A feasibility study is only one step in the business idea assessment and business development process (Information File C5-02). Reviewing this process and reading the information below will help put the role of the feasibility study in perspective.
A feasibility study is usually conducted after producers have discussed a series of business ideas or scenarios. The feasibility study helps to “frame” and “flesh-out” specific business scenarios so they can be studied in-depth. During this process the number of business alternatives under consideration is usually quickly reduced.
During the feasibility process you may investigate a variety of ways of organizing the business and positioning your product in the marketplace. It is like an exploratory journey and you may take several paths before you reach your destination. Just because the initial analysis is negative does not mean that the proposal does not have merit. Sometimes limitations or flaws in the proposal can be corrected.

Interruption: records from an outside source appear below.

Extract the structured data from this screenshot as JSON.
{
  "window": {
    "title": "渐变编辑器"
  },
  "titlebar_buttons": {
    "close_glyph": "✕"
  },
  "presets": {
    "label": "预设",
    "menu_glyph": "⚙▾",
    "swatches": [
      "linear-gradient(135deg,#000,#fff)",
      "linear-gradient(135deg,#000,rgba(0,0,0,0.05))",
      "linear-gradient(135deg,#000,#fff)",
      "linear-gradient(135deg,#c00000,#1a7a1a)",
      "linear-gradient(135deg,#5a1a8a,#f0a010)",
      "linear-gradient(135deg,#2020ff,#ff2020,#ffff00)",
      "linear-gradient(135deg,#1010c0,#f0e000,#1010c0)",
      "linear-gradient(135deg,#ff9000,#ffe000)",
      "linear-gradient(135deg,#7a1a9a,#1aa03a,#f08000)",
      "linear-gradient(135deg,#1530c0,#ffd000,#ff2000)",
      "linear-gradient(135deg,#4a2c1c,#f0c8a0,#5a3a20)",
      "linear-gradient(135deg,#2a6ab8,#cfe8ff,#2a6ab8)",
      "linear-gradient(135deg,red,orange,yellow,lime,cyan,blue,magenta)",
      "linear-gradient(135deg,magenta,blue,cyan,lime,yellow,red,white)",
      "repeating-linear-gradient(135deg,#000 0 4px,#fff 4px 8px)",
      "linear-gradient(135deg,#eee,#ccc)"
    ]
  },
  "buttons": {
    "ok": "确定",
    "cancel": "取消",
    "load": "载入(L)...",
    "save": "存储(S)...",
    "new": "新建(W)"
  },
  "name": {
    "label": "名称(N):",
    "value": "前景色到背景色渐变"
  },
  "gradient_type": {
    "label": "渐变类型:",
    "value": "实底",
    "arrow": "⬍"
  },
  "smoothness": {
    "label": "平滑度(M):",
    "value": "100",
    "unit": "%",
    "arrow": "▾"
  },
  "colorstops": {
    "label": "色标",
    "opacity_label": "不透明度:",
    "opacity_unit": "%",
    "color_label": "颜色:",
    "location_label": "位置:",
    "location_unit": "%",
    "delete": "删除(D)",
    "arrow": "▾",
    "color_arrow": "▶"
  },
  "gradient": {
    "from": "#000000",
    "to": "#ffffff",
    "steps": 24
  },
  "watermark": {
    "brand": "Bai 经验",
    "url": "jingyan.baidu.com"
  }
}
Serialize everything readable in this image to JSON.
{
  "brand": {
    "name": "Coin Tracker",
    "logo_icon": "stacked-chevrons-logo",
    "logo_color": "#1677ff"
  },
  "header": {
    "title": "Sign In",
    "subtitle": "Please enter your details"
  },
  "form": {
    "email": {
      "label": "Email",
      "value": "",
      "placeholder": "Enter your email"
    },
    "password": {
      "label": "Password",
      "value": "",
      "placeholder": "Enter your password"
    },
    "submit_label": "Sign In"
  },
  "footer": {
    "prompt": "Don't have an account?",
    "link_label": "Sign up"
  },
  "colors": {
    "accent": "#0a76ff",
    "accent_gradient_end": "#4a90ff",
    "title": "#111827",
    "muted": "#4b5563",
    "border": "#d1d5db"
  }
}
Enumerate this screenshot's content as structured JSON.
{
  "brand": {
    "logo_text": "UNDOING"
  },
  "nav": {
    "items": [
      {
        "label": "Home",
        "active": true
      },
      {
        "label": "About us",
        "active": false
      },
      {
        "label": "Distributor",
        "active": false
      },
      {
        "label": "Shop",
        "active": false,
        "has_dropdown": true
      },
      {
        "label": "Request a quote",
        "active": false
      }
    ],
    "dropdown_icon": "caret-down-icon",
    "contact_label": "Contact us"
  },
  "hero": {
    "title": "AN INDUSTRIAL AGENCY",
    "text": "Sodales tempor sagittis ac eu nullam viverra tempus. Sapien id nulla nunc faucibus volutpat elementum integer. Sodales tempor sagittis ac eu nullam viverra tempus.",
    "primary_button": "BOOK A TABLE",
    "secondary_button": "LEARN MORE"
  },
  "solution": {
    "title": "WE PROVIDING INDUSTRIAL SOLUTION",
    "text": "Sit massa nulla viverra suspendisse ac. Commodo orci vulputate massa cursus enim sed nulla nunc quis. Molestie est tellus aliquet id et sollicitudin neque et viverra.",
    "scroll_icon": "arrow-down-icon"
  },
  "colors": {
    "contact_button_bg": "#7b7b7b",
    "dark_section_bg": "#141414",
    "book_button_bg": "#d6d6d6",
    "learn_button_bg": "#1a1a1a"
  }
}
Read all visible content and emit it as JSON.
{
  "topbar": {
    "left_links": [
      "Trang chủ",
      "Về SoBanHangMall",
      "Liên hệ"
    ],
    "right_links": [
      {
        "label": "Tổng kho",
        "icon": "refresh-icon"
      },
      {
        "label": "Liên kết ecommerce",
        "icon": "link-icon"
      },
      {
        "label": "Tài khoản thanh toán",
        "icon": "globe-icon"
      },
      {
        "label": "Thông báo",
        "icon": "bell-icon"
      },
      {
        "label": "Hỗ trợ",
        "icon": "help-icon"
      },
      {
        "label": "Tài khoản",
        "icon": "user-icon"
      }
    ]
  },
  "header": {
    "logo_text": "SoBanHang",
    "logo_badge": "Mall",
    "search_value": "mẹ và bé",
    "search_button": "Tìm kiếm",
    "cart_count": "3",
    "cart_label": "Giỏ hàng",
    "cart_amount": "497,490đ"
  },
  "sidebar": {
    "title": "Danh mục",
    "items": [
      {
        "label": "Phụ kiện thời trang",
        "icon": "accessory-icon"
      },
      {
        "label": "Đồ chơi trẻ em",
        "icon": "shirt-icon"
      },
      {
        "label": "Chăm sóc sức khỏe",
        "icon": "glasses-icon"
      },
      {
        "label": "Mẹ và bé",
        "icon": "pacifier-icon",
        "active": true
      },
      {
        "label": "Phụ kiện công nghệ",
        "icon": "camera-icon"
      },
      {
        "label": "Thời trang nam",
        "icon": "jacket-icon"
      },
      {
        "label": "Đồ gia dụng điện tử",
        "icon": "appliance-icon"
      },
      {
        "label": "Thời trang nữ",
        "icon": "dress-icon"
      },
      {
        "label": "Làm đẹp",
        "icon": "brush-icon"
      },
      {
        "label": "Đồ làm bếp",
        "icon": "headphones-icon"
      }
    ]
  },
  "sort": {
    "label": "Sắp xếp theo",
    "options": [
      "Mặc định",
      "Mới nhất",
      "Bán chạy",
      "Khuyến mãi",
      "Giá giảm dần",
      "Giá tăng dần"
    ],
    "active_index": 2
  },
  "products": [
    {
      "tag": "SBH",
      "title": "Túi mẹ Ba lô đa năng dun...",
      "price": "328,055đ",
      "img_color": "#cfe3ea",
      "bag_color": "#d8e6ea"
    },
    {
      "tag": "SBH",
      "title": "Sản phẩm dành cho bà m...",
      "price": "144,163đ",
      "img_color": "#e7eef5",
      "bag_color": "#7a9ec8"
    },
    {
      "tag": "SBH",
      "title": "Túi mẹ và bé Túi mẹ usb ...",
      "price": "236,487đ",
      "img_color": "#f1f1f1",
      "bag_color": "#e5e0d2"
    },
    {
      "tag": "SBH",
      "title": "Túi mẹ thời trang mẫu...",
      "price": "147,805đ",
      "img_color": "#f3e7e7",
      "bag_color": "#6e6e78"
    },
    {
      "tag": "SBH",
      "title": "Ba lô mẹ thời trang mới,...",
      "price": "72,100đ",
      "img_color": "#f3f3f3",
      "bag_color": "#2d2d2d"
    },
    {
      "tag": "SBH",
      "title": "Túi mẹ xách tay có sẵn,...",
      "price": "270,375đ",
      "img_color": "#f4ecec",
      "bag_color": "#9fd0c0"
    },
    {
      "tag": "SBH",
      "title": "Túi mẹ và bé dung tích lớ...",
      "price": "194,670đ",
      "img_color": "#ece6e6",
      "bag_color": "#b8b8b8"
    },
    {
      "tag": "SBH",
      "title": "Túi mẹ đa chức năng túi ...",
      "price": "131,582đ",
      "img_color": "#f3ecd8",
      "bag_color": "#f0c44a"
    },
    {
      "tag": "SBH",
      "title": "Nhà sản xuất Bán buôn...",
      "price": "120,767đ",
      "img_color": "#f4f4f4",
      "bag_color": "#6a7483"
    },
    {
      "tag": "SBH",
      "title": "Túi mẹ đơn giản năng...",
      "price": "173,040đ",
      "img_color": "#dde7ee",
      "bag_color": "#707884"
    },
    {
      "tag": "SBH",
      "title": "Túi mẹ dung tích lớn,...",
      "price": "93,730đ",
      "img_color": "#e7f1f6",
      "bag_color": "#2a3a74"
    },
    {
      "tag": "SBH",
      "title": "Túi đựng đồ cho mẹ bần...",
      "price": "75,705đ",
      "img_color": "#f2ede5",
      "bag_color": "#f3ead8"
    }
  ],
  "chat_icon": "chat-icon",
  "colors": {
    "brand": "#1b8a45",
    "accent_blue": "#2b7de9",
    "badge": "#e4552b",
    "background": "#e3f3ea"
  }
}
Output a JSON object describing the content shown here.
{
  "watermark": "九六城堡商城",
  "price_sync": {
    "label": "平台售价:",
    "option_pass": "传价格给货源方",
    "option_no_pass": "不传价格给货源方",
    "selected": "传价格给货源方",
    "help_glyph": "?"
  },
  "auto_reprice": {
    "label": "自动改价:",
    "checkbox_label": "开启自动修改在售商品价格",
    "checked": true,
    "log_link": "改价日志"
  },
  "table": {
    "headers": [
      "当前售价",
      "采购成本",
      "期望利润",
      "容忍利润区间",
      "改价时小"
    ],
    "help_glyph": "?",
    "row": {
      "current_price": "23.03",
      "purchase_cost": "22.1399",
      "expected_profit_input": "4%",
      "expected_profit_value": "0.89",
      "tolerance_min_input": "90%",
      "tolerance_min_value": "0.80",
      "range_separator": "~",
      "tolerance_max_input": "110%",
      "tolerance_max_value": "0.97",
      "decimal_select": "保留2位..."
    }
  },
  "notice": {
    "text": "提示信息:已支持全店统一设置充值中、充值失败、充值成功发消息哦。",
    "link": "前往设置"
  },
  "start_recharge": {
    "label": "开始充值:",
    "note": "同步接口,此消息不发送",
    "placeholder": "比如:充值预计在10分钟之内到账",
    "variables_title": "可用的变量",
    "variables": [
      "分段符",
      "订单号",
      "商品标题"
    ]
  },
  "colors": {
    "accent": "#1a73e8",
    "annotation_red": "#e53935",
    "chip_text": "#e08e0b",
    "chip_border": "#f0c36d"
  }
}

A pre-feasibility study may be conducted first to help sort out relevant scenarios. Before proceeding with a full-blown feasibility study, you may want to do some pre-feasibility analysis of your own. If you find out early-on that the proposed business idea is not feasible, it will save you time and money. If the findings lead you to proceed with the feasibility study, your work may have resolved some basic issues. A consultant may help you with the pre-feasibility study, but you should be involved. This is an opportunity for you to understand the issues of business development.
Also, a market assessment (Information File C5-30) may be conducted that will help determine the viability of a proposed product in the marketplace. The market assessment will help to identify opportunities in a market or market segment. If no opportunities are found, there may be no reason to proceed with a feasibility study. If opportunities are found, the market assessment can give focus and direction to the construction of business scenarios to investigate in the feasibility study. A market assessment will provide much of the information for the marketing feasibility section of the feasibility study.
Results and Conclusions
The conclusions of the feasibility study should outline in depth the various scenarios examined and the implications, strengths and weaknesses of each. The project leaders need to study the feasibility study and challenge its underlying assumptions. This is the time to be skeptical.
Don’t expect one alternative to “jump off the page” as being the best scenario. Feasibility studies do not suddenly become positive or negative. As you accumulate information and investigate alternatives, neither a positive nor negative outcome may emerge. The decision of whether to proceed is often not clear cut. Major stumbling blocks may emerge that negate the project. Sometimes these weaknesses can be overcome. Rarely does the analysis come out overwhelmingly positive. The study will help you assess the tradeoff between the risks and rewards of moving forward with the business project.
Remember, it is not the purpose of the feasibility study or the role of the consultant to decide whether or not to proceed with a business idea. It is the role of the project leaders to make this decision, using information from the feasibility study and input from consultants.